A prisão preventiva de Jair Bolsonaro (PL) gerou um debate intenso nas redes sociais, especialmente entre apoiadores e críticos, após a tentativa do ex-presidente de violar sua tornozeleira eletrônica. Essa situação foi observada em mais de 100 mil grupos públicos de WhatsApp e Telegram entre os dias 21 e 23 de novembro, onde 63% dos usuários se manifestaram contra a decisão do ministro Alexandre de Moraes, enquanto 37% apoiaram a medida. No início, os bolsonaristas negaram a violação, afirmando que se tratava de um mau funcionamento do dispositivo. Contudo, após a divulgação de um vídeo da Polícia Federal em que Bolsonaro admite ter utilizado um ferro de solda, a narrativa mudou, com alguns usuários questionando a veracidade das provas apresentadas.

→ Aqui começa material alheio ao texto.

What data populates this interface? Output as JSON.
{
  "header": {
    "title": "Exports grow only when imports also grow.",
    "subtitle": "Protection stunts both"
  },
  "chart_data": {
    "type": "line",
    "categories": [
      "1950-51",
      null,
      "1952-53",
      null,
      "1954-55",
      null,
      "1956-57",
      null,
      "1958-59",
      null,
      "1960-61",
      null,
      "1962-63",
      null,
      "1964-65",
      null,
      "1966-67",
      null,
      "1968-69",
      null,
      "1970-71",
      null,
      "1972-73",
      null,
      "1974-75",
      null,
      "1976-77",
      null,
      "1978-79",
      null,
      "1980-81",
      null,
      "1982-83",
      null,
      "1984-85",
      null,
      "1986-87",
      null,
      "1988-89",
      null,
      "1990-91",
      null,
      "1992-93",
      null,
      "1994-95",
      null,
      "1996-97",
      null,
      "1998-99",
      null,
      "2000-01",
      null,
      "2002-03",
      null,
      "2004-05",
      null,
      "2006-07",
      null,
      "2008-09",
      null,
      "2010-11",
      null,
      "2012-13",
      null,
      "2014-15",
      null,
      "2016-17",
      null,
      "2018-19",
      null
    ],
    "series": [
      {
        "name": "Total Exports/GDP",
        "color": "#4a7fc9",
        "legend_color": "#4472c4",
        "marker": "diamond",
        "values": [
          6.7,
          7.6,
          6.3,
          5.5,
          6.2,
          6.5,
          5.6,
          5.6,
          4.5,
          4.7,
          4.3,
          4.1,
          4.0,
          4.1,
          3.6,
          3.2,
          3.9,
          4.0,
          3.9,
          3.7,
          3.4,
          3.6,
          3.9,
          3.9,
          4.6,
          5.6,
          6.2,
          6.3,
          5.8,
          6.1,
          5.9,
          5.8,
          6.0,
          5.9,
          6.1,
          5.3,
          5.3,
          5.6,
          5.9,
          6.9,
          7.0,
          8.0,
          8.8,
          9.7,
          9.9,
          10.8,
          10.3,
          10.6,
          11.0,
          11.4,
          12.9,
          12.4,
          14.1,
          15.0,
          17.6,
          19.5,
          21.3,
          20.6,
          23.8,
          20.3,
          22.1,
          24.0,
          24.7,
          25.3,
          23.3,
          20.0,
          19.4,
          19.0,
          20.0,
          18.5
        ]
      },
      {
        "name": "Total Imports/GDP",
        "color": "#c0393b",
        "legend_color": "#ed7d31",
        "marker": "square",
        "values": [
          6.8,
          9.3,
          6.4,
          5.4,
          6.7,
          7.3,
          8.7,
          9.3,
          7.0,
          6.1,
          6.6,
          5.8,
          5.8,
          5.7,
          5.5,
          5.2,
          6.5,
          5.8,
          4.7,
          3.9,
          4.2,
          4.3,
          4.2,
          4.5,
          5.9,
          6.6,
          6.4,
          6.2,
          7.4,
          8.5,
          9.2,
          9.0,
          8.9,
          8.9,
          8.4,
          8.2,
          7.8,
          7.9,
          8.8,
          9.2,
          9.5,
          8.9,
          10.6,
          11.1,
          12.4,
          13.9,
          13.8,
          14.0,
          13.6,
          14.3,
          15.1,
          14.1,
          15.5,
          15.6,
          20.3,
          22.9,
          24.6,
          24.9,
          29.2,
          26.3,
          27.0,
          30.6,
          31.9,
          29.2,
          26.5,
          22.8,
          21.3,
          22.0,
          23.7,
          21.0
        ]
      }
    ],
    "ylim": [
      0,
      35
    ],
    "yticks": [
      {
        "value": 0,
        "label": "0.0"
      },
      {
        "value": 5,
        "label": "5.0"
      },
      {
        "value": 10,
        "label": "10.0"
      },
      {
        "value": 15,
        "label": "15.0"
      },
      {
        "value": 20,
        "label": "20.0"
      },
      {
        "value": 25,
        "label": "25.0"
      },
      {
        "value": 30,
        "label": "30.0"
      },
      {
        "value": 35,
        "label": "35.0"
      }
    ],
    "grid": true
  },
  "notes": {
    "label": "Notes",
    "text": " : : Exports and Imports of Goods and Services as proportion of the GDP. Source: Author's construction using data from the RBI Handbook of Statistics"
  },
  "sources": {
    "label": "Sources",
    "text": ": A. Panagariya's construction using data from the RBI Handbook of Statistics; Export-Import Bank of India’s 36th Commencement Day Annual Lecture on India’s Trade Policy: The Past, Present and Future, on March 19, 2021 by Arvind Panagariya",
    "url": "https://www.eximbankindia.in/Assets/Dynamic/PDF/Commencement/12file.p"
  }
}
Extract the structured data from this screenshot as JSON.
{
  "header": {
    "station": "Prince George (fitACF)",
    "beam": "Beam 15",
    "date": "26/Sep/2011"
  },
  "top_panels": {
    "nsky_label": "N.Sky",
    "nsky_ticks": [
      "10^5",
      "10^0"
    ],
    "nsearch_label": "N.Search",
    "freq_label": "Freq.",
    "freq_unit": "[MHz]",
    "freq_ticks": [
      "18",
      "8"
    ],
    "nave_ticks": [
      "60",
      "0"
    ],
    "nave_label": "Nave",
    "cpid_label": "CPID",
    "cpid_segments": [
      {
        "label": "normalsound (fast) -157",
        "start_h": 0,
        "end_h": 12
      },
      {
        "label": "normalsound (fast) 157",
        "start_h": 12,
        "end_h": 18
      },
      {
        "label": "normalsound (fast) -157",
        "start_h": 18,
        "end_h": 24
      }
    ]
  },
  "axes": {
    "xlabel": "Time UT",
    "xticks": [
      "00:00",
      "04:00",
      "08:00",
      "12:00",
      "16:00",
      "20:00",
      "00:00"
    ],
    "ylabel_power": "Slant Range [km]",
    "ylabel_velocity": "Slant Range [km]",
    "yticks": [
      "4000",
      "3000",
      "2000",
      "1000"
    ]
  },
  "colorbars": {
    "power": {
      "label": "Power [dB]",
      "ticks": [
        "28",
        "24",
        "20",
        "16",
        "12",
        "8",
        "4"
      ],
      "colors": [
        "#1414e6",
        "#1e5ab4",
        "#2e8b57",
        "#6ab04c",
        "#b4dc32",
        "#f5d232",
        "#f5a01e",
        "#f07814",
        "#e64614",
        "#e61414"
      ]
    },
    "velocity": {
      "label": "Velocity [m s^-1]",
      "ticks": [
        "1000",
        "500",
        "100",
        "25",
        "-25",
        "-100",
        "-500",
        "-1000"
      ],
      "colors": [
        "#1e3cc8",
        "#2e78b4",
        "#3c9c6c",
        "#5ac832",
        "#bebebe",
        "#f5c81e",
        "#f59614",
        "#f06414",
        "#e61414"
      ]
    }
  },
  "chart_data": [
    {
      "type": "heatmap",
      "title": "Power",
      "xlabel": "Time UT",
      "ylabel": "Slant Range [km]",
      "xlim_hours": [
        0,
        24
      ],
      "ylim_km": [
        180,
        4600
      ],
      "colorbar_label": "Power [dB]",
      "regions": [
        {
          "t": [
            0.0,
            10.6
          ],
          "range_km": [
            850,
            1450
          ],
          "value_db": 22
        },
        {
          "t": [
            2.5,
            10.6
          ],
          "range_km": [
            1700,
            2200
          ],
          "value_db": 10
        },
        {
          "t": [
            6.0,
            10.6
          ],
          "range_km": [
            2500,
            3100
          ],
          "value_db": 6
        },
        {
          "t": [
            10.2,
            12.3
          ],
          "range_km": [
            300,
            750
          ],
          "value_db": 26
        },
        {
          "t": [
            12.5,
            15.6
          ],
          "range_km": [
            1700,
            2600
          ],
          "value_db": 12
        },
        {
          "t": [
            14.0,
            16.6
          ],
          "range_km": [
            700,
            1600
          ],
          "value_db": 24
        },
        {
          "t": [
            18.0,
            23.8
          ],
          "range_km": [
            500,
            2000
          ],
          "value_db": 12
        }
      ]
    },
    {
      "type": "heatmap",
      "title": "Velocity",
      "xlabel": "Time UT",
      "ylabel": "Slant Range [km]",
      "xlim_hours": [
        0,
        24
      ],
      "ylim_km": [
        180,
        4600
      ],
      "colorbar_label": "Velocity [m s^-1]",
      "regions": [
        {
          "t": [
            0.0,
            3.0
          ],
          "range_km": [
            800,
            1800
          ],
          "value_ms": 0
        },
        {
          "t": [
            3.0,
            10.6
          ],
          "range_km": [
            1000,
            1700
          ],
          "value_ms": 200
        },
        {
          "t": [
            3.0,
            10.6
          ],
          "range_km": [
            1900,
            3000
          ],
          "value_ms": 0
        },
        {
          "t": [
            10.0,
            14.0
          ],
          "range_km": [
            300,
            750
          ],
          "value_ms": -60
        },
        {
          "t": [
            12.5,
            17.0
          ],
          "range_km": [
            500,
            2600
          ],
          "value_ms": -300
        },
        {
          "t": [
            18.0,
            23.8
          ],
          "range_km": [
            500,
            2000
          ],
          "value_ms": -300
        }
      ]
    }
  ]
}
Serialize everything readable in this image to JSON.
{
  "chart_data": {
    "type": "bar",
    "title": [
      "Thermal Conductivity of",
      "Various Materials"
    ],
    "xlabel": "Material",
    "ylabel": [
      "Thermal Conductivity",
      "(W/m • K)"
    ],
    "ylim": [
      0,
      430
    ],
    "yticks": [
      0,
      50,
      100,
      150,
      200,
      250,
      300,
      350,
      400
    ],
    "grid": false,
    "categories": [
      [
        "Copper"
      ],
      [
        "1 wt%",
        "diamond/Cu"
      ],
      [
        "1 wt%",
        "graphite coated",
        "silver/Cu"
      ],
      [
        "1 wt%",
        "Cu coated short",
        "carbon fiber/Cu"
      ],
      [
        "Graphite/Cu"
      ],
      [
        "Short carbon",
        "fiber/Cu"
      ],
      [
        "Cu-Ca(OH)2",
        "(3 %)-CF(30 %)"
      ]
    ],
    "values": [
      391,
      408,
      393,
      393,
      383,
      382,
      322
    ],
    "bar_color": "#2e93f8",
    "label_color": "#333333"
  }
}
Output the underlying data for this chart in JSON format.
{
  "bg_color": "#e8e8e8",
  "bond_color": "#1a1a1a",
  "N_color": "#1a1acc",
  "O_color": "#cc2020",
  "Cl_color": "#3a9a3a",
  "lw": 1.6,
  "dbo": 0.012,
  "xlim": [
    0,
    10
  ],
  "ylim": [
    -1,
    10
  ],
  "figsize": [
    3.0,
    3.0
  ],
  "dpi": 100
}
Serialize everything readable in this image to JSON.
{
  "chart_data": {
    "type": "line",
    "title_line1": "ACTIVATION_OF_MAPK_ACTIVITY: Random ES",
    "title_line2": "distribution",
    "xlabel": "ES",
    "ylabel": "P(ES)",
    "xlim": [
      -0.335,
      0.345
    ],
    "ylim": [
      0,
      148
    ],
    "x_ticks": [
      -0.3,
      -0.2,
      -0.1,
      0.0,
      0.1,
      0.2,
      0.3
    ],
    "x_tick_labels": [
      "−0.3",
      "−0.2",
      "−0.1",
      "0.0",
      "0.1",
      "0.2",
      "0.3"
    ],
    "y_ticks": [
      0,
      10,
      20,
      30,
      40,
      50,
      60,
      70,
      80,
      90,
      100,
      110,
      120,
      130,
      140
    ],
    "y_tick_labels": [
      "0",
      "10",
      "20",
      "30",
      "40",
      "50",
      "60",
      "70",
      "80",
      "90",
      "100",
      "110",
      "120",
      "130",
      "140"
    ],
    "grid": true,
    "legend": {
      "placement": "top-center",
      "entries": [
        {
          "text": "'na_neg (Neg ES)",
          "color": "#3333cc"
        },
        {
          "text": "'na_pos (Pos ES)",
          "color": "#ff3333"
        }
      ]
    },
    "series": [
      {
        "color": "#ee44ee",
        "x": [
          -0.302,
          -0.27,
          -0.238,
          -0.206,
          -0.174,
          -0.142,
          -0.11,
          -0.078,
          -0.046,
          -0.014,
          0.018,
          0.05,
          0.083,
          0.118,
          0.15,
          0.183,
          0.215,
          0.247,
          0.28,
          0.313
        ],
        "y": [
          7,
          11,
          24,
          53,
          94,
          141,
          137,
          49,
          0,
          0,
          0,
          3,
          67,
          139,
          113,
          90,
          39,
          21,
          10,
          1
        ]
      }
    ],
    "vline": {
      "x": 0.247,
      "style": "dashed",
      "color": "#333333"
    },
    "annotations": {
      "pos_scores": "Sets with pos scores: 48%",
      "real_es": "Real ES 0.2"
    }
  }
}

Além disso, a religião ganhou destaque nessa discussão. Flávio Bolsonaro (PL-RJ) fez postagens em sua conta no X, alegando que “oração virou crime”, e buscando transformar a decisão de Moraes em uma questão de fé, desvirtuando o debate jurídico. Mensagens relacionadas aos Estados Unidos também apareceram, com críticas à decisão de Moraes sendo amplamente compartilhadas e associações à imagem do ex-presidente Donald Trump.
Os dados mostram um aumento significativo das menções a Flávio Bolsonaro, que se posiciona como um dos possíveis representantes da família nas próximas eleições. Ele pediu cautela aos apoiadores, desestimulando manifestações em Brasília. Ao mesmo tempo, entre os usuários que acusam Bolsonaro de violar a tornozeleira, o vídeo da PF é visto como prova irrefutável, enquanto outros criticam a narrativa de vitimismo da direita.
Para acompanhar a tramitação do caso e outras decisões políticas, é possível acessar documentos oficiais e informações em canais de comunicação do governo. A expectativa é que a situação evolua, com novas audiências e discussões sobre os próximos passos legais.